The scruffy weed-filled corner of your yard could be the key to making a thriving garden.
Ecologist Wendy Seabrook has long argued the case for keeping a few weeds around the place.
Dr Seabrook, originally from the UK and now in northern Queensland, points out that, used well, weeds can play an important role in making a thriving garden and protecting against drought.
Weeds are “pioneering plants” that can be an indicator of compacted ground or soil lacking in oxygen.
“They’re plants that come into degraded soil … that nothing [else] is growing in, because nature wants to cover soil.”
Seabrook’s lightbulb moment was 20 years ago, at her farm in north Queensland, where sicklepod, listed as a noxious weed, was growing. She was intent on getting rid of it until a soil scientist pointed out the surrounding grass was greener and more lush than in areas free of the weed.
Rather than out-completing the grasses it was fixing nitrogen from the air and adding it to the soil, making the nutrient available for nearby plants.
“We need to look at what weeds are doing rather than just thinking weeds are a bad thing,” Seabrook says.
Many weeds are deep rooted, helping to bring nutrients closer to the surface, and loosening compacted ground.
And it’s compacted soil that worsens the effect of drought; the harder the surface, the more likely rainfall is to flow off rather than be absorbed into the ground, as Seabrook’s home experiment reveals.
Seabrook adopts the ecological approach, which she argues is an easier and cheaper way to grow crops using the “free ecological services” nature can provide.
These methods – including using plants to break up soil compacted by years of ploughing – have been adopted by large scale commercial farmers Gabe Brown and David Brandt in the United States, and Colin Seis in Australia, among others.
“After years of ploughing and cultivating the soil they have become a little bit like the canary in the coal mine. They’re doing some really innovative things.”
Gardeners can adapt some of their techniques to a smaller scale, Seabrook suggests.

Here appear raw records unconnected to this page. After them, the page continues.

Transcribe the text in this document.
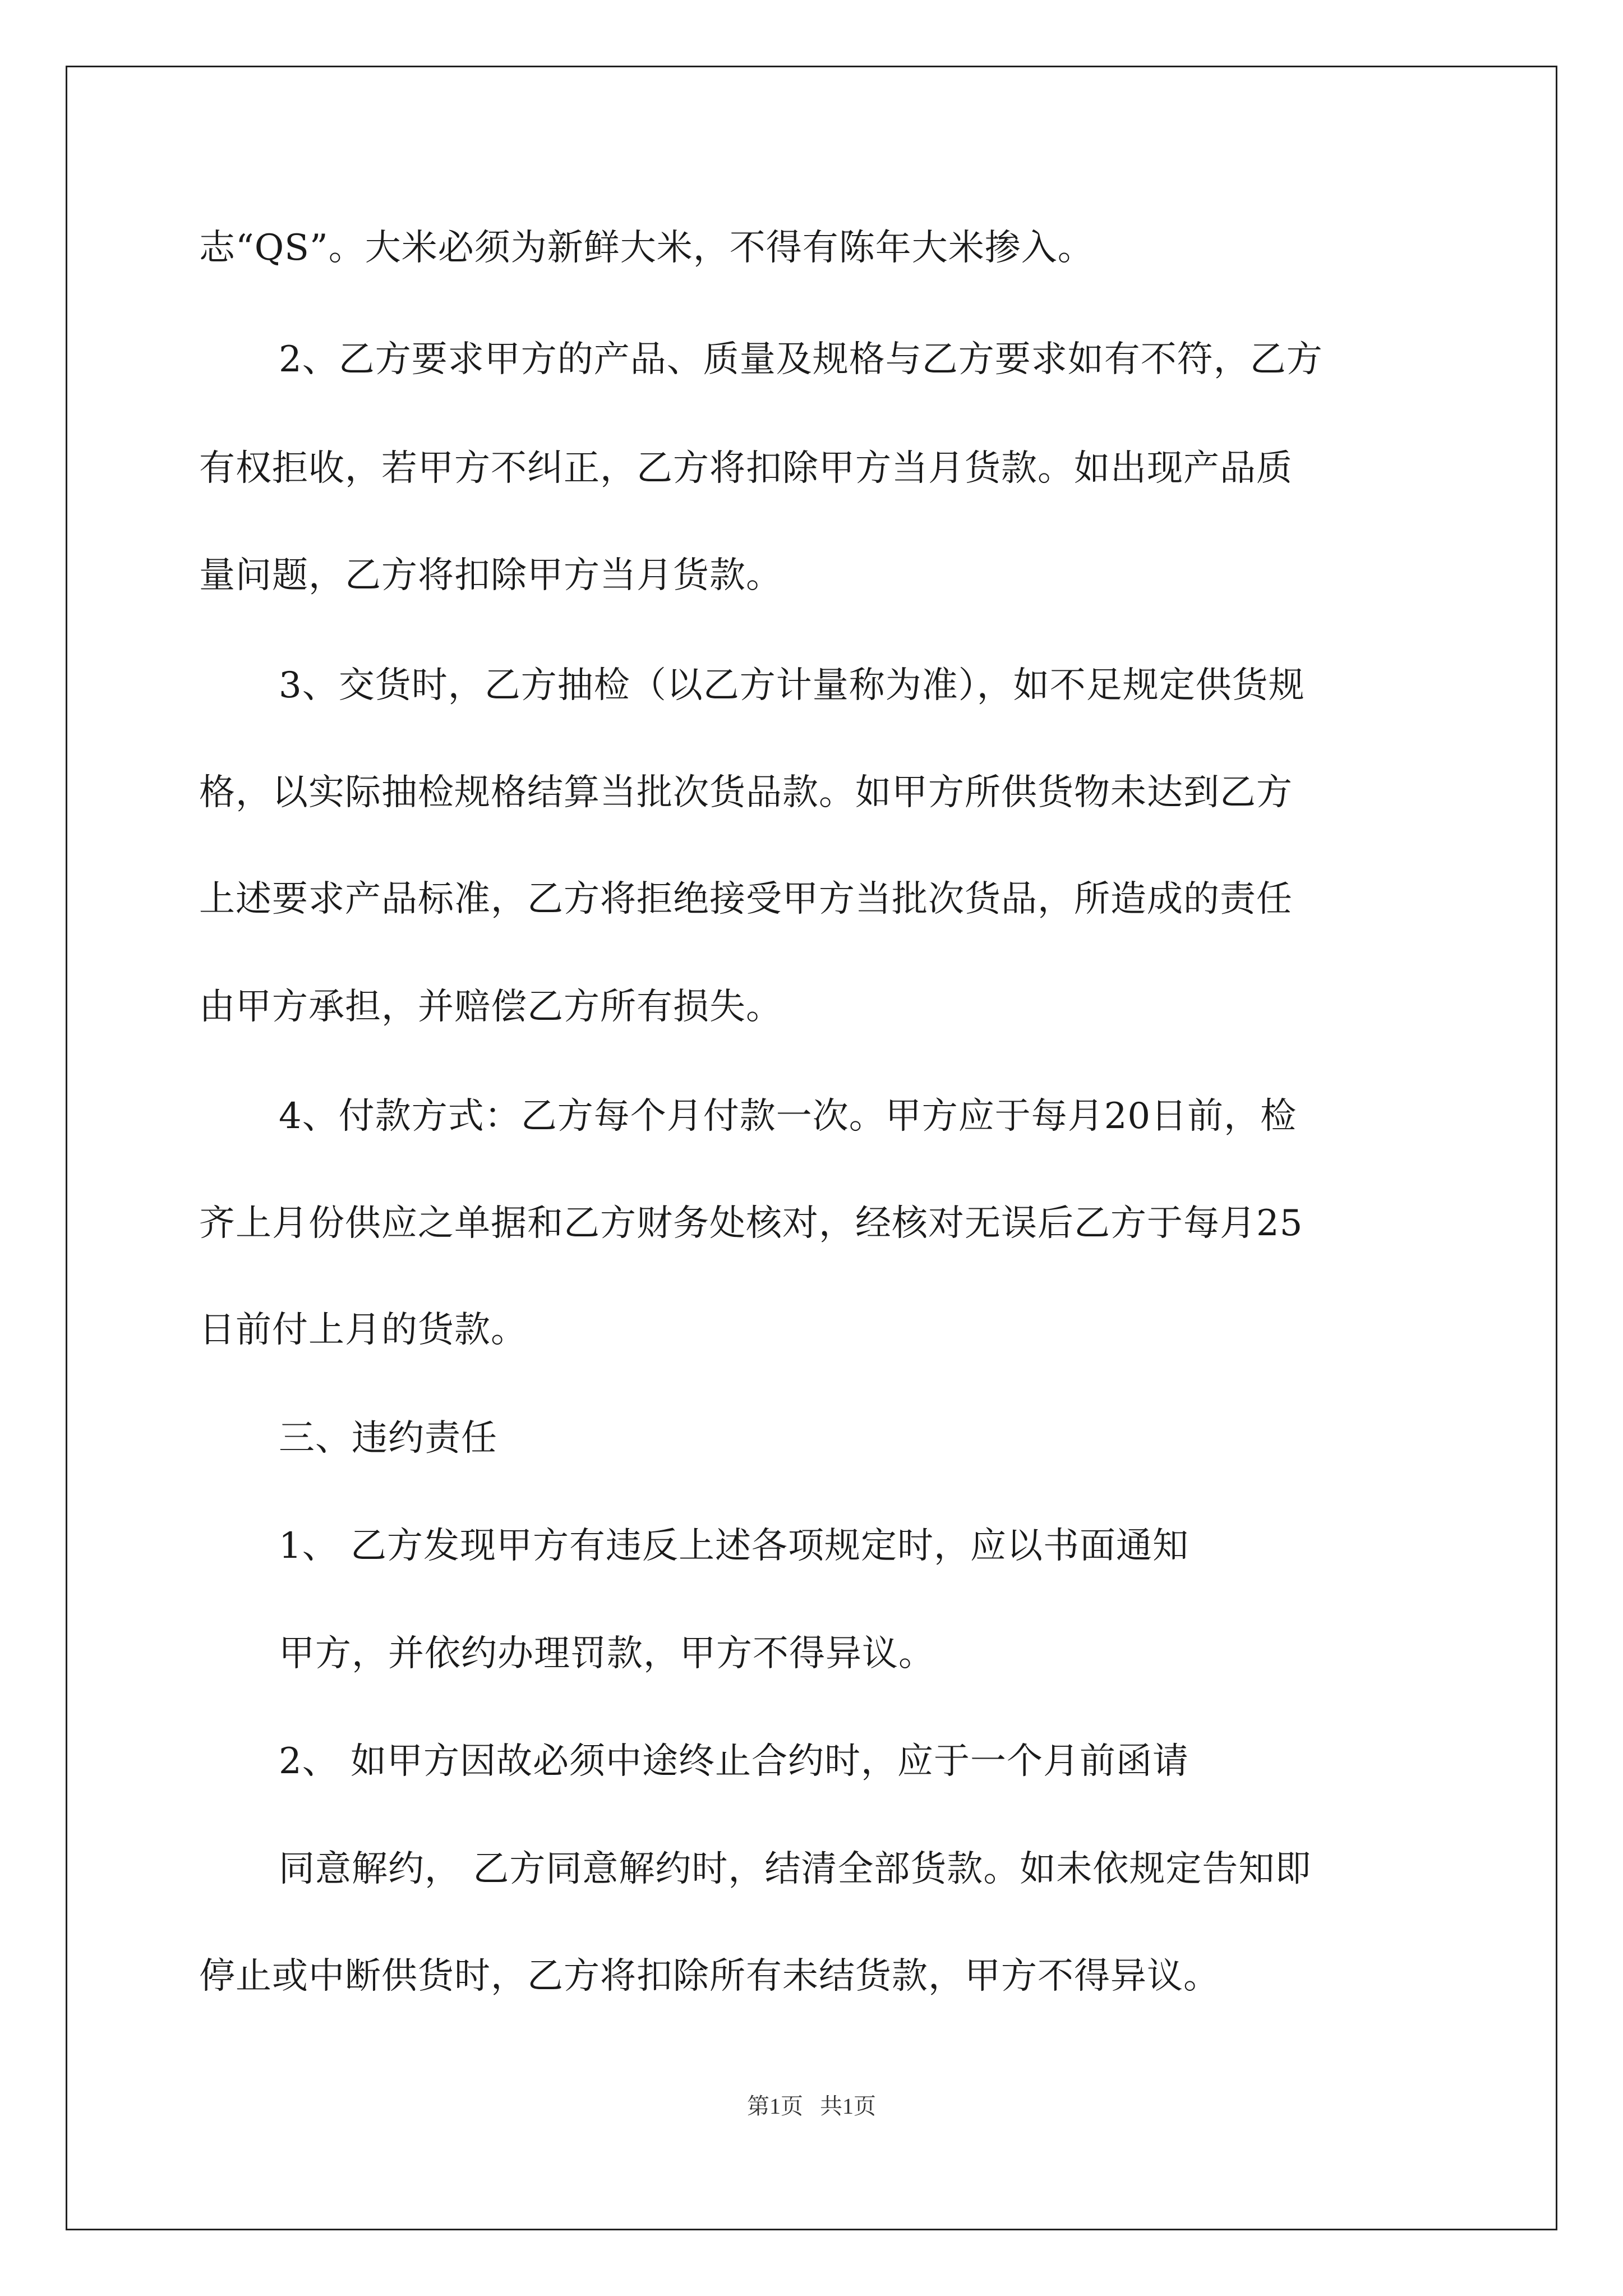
志“QS”。大米必须为新鲜大米，不得有陈年大米掺入。
2、乙方要求甲方的产品、质量及规格与乙方要求如有不符，乙方
有权拒收，若甲方不纠正，乙方将扣除甲方当月货款。如出现产品质
量问题，乙方将扣除甲方当月货款。
3、交货时，乙方抽检（以乙方计量称为准），如不足规定供货规
格，以实际抽检规格结算当批次货品款。如甲方所供货物未达到乙方
上述要求产品标准，乙方将拒绝接受甲方当批次货品，所造成的责任
由甲方承担，并赔偿乙方所有损失。
4、付款方式：乙方每个月付款一次。甲方应于每月20日前，检
齐上月份供应之单据和乙方财务处核对，经核对无误后乙方于每月25
日前付上月的货款。
三、违约责任
1、 乙方发现甲方有违反上述各项规定时，应以书面通知
甲方，并依约办理罚款，甲方不得异议。
2、 如甲方因故必须中途终止合约时，应于一个月前函请
同意解约， 乙方同意解约时，结清全部货款。如未依规定告知即
停止或中断供货时，乙方将扣除所有未结货款，甲方不得异议。
第1页   共1页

To prevent weeds taking smothering crops, plant other crops with them, she says. A farmer in her region is growing bush beans with his potato crop. Others use “cover crops” – up to 20 different species to attract beneficial insects and break up hard surfaces.

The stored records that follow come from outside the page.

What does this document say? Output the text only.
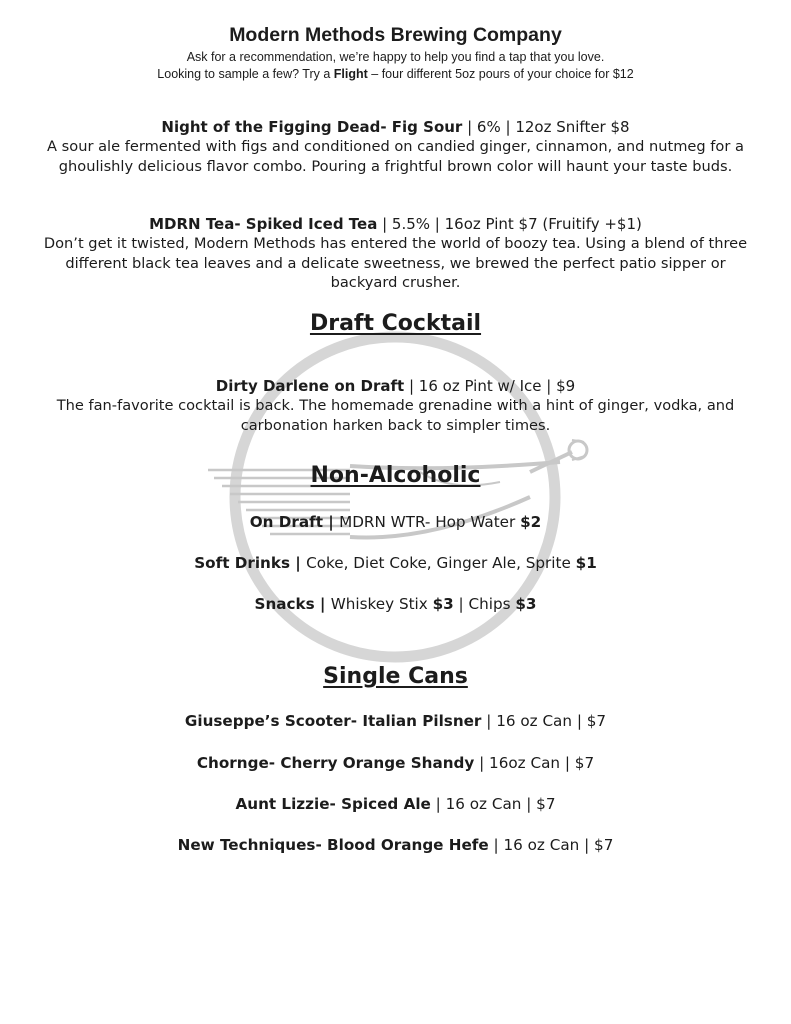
Modern Methods Brewing Company
Ask for a recommendation, we’re happy to help you find a tap that you love.
Looking to sample a few? Try a Flight – four different 5oz pours of your choice for $12
Night of the Figging Dead- Fig Sour | 6% | 12oz Snifter $8
A sour ale fermented with figs and conditioned on candied ginger, cinnamon, and nutmeg for a ghoulishly delicious flavor combo. Pouring a frightful brown color will haunt your taste buds.
MDRN Tea- Spiked Iced Tea | 5.5% | 16oz Pint $7 (Fruitify +$1)
Don’t get it twisted, Modern Methods has entered the world of boozy tea. Using a blend of three different black tea leaves and a delicate sweetness, we brewed the perfect patio sipper or backyard crusher.
Draft Cocktail
Dirty Darlene on Draft | 16 oz Pint w/ Ice | $9
The fan-favorite cocktail is back. The homemade grenadine with a hint of ginger, vodka, and carbonation harken back to simpler times.
Non-Alcoholic
On Draft | MDRN WTR- Hop Water $2
Soft Drinks | Coke, Diet Coke, Ginger Ale, Sprite $1
Snacks | Whiskey Stix $3 | Chips $3
Single Cans
Giuseppe’s Scooter- Italian Pilsner | 16 oz Can | $7
Chornge- Cherry Orange Shandy | 16oz Can | $7
Aunt Lizzie- Spiced Ale | 16 oz Can | $7
New Techniques- Blood Orange Hefe | 16 oz Can | $7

Seabrook emphasises that gardeners shouldn’t be allowing invasive weeds to spread or set seed.
“Look at what that plant is doing and be really responsible about environmental weeds.”
She cuts down the sicklepod plants, still growing on her property, before they set seed.
“That way I can incorporate all that biomass into the soil to give my soil organisms a lot of food to eat, and at the same time I’m taking responsibility and not allowing it to seed.”
On her property, the soil is much better than when she first settled there. “I’m not having to irrigate so much, and its getting easier to grow some of the more sensitive plants”
“If the weeds are there and you can’t do anything about it at the moment, then use them. But if not, try and work with species that do the same sort of job but are more ideal.
A healthy soil, with less compaction, more oxygen and more aggregate structure is the best way to get rid of weeds in the long term, Seabrook says.